Kedua, lanjut Zufra, KONI merupakan Badan Publik seperti yang ditegaskan dalam pasal 1 (3) UU KIP, mengingat anggaran induk organisasi olahraga tersebut bersumber dari APBN atau APBD. Karena itu baik pengelolaan maupun penggunaan anggaran KONI mesti transparan, terbuka dan informasinya dapat diakses publik. "Apapun itu, apakah anggaran untuk pembinaan atlet, cabang olahraga ataupun honor pengurus KONI, transparanlah," kata Zufra.


Faktanya sekarang, lanjut Zufra, KONI mengenyampingkan soal transparansi. Selain banyaknya keluhan dari para atlet dan cabang olahraga yang sulit untuk memperoleh informasi soal alokasi dan penggunaan anggaran hibah, belum satupun dari badan publik tersebut baik di tingkat kabupaten kota maupun Provinsi yang memiliki PPID atau Pejabat Pengelola Informasi dan Dokumentasi, seperti yang diperintahkan UU KIP.

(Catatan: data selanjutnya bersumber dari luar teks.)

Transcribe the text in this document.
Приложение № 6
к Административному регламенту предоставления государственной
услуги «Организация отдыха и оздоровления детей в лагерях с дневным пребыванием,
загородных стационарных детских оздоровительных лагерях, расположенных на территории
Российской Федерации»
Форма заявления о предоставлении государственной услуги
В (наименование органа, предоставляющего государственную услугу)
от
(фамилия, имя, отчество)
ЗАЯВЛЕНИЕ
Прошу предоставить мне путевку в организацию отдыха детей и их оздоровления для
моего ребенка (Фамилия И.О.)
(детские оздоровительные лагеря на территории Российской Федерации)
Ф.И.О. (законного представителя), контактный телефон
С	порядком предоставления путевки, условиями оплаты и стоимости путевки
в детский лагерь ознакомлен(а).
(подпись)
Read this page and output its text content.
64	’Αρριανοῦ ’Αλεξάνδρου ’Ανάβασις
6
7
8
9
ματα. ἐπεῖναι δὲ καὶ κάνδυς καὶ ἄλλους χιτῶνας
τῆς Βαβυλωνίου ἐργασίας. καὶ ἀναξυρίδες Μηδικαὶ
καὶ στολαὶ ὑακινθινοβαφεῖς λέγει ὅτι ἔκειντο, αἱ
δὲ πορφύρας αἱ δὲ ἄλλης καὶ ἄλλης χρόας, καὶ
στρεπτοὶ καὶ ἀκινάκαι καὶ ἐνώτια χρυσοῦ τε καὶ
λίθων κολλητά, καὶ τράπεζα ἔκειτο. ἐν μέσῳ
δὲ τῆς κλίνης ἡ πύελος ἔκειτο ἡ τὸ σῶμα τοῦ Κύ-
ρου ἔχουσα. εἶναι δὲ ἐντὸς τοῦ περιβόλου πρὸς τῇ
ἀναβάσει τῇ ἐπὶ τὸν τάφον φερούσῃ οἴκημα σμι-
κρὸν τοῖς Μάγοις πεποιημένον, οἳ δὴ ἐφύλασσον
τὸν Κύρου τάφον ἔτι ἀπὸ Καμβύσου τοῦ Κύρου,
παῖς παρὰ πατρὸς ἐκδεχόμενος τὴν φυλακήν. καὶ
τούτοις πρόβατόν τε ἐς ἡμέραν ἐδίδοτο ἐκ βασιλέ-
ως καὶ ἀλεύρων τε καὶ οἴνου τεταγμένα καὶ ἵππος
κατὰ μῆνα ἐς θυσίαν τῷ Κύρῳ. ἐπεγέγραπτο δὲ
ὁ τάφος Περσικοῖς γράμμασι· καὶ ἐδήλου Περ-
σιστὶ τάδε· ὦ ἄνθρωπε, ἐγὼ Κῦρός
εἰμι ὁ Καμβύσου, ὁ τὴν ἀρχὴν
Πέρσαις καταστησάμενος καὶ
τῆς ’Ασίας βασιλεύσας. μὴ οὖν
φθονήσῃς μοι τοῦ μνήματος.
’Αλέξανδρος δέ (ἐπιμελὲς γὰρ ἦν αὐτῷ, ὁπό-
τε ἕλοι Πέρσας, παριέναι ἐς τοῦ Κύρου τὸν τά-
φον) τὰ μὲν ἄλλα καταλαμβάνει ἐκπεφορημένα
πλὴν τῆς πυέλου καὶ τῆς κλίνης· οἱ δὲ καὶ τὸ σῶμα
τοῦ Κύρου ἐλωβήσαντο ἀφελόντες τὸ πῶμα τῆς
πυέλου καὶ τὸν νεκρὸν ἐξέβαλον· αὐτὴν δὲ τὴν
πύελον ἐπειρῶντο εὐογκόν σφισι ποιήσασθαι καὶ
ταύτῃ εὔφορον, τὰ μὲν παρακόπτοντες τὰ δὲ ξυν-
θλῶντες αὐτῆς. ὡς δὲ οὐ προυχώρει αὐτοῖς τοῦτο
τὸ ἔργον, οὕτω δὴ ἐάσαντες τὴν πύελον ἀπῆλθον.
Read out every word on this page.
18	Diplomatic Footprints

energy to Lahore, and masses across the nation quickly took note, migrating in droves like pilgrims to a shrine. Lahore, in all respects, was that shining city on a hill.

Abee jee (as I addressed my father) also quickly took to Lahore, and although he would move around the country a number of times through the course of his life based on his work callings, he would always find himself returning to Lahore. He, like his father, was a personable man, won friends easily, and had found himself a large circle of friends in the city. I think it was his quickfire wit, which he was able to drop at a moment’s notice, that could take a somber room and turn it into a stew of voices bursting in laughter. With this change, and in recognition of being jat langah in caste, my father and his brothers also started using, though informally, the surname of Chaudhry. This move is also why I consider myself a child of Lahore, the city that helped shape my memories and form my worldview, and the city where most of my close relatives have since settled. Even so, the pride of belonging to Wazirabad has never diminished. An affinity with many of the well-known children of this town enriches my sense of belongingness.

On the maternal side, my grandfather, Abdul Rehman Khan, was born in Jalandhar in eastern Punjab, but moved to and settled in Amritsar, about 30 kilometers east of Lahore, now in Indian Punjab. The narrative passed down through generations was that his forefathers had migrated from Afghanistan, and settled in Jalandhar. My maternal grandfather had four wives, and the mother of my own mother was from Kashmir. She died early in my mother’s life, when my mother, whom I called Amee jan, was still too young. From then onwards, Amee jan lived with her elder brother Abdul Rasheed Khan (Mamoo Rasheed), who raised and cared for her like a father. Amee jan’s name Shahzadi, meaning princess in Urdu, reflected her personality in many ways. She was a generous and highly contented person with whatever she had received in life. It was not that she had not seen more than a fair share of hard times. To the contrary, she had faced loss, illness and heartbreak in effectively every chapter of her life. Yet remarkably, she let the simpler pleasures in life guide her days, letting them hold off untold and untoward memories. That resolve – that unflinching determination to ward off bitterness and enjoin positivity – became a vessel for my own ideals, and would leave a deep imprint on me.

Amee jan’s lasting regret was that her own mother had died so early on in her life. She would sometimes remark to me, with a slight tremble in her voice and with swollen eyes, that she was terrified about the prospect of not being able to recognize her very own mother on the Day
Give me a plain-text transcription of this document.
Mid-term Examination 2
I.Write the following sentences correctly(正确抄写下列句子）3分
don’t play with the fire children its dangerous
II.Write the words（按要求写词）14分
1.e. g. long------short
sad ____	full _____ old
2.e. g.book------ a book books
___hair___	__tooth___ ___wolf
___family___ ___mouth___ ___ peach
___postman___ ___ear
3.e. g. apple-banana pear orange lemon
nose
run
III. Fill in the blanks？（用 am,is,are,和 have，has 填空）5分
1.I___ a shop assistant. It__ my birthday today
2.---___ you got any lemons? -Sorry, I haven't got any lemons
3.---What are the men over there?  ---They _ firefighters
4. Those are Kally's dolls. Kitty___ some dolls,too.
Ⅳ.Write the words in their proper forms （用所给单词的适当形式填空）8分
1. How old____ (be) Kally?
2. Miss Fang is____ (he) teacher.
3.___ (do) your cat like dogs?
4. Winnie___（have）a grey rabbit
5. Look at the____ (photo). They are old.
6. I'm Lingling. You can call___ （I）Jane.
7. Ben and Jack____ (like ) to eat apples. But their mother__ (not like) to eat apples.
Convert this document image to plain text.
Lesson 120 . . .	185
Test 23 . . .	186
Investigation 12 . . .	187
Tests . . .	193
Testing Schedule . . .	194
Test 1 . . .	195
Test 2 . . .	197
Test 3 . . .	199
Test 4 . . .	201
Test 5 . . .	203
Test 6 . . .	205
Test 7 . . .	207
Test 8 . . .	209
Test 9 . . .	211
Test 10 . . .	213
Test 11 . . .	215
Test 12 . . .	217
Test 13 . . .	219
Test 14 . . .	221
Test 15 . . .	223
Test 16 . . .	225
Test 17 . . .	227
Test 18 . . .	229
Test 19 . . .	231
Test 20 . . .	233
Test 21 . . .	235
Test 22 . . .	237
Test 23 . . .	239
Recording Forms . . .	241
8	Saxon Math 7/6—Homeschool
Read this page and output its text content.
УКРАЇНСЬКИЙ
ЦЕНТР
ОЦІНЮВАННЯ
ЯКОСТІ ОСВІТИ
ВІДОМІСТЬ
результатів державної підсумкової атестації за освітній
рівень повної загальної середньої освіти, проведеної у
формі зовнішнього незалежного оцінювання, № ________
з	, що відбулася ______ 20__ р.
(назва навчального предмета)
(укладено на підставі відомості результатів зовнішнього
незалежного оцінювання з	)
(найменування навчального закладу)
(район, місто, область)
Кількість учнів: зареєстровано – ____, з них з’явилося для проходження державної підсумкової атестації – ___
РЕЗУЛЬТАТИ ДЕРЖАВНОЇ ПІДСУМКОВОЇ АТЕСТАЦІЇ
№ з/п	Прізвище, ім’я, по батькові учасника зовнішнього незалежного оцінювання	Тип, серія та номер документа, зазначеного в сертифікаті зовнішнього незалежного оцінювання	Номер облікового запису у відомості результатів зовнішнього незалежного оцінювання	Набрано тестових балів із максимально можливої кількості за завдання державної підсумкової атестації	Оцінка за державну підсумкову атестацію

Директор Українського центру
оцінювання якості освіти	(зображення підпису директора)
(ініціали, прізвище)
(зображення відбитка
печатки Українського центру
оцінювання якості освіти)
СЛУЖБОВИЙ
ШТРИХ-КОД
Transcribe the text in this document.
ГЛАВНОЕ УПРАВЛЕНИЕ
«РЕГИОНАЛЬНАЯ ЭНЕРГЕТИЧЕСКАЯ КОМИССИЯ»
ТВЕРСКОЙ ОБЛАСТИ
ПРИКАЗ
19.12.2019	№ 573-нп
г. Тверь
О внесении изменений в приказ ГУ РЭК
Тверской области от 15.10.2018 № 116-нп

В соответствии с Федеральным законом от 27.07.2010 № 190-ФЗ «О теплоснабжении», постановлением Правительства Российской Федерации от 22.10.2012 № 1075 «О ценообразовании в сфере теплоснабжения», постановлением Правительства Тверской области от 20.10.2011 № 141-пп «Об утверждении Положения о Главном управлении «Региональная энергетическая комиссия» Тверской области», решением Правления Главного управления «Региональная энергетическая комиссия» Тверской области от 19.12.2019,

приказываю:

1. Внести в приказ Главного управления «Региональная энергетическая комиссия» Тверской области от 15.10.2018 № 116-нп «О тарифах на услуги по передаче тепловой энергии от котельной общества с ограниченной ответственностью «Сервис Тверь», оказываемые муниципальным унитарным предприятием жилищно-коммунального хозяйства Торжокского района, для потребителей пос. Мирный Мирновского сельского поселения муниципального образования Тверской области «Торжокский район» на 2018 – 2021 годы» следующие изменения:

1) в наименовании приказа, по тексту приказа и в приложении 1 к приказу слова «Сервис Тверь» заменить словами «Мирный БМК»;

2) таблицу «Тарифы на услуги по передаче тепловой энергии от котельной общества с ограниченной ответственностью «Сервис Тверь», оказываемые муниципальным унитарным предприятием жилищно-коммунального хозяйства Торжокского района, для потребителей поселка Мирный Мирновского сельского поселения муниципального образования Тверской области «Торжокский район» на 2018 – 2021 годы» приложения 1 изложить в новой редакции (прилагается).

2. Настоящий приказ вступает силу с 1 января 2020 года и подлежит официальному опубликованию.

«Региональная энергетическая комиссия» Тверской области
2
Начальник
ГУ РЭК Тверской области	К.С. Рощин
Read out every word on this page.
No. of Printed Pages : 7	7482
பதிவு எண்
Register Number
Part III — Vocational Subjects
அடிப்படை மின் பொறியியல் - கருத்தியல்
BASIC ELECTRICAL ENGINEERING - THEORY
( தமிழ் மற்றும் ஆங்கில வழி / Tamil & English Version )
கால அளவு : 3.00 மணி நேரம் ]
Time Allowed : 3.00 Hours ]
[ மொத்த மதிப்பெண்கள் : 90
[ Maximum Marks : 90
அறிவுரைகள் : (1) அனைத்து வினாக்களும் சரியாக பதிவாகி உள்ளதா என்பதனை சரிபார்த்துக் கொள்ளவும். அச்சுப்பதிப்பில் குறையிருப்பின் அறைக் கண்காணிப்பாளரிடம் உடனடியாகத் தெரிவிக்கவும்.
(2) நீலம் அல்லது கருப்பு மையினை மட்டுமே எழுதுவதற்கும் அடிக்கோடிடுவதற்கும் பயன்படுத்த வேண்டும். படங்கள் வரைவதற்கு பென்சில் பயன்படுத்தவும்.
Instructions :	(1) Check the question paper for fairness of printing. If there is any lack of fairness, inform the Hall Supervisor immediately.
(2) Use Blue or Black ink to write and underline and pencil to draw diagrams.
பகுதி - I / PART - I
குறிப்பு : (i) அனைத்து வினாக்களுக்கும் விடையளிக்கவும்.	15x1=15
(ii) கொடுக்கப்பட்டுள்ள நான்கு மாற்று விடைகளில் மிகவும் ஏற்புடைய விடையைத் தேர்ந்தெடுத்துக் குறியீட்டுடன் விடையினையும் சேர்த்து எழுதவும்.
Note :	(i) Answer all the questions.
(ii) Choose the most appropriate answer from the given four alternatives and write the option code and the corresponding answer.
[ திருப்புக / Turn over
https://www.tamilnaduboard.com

"Jangankan KONI Kabupaten Kota, KONI Provinsi Riau juga sampai saat ini tidak kunjung membentuk PPID. Itu kan sama saja dengan mengangkangi Undang-undang, khususnya UU Keterbukaan Informasi Publik. Sejak tahun 2017, 2018 dan 2019, Komisi Informasi terus mendorong KONI Provinsi Riau segera membentuk PPID. Tetapi mereka cuek saja," kritik Zufra.


Padahal, kata Zufra, kepatuhan terhadap UU KIP sangat menentukan bagi nasib dan masa depan Badan Publik. Selain terhindar disengketakan masyarakat ke Komisi Informasi, juga dapat menghindarkan aparatur atau badan publik dari jerat hukum. "Kalau semuanya transparan, semua informasi publik sudah ditayangkan badan publik dalam bentuk daftar informasi publik di desk layanan informasi yang ada di PPID-PPID, percayalah hal itu dapat menjauhkan aparatur atau badan publik dari sengketa informasi atau jerat hukum," papar Zufra.


Sebagai komisioner dan Ketua Komisi Informasi Riau, Zufra Irwan menilai keengganan pengurus KONI untuk membentuk PPID akan memunculkan banyak masalah ke depannya. Seperti yang kini dialami oleh KONI Rokan Hulu, di mana induk organisasi olahraga itu disengketakan masyarakat ke Komisi Informasi karena tidak mengubris permohonan informasi publik yang dimintakan masyarakat.


Saat ini sidang sengketa informasi sedang bergulir di Majelis Komisioner KI Riau. "Tinggal putusan saja lagi. Karena sejak sidang ajudikasi bergulir, KONI Rokan Hulu tak pernah datang memenuhi panggilan sidang. Tapi kita, Komisi Informasi, sesuai ketentuan UU tidak mempersoalkan ketidakhadiran mereka. Terserah mereka saja. Sidang tetap jalan dan keputusan dalam pekan-pekan ini akan keluar," ujar Zufra.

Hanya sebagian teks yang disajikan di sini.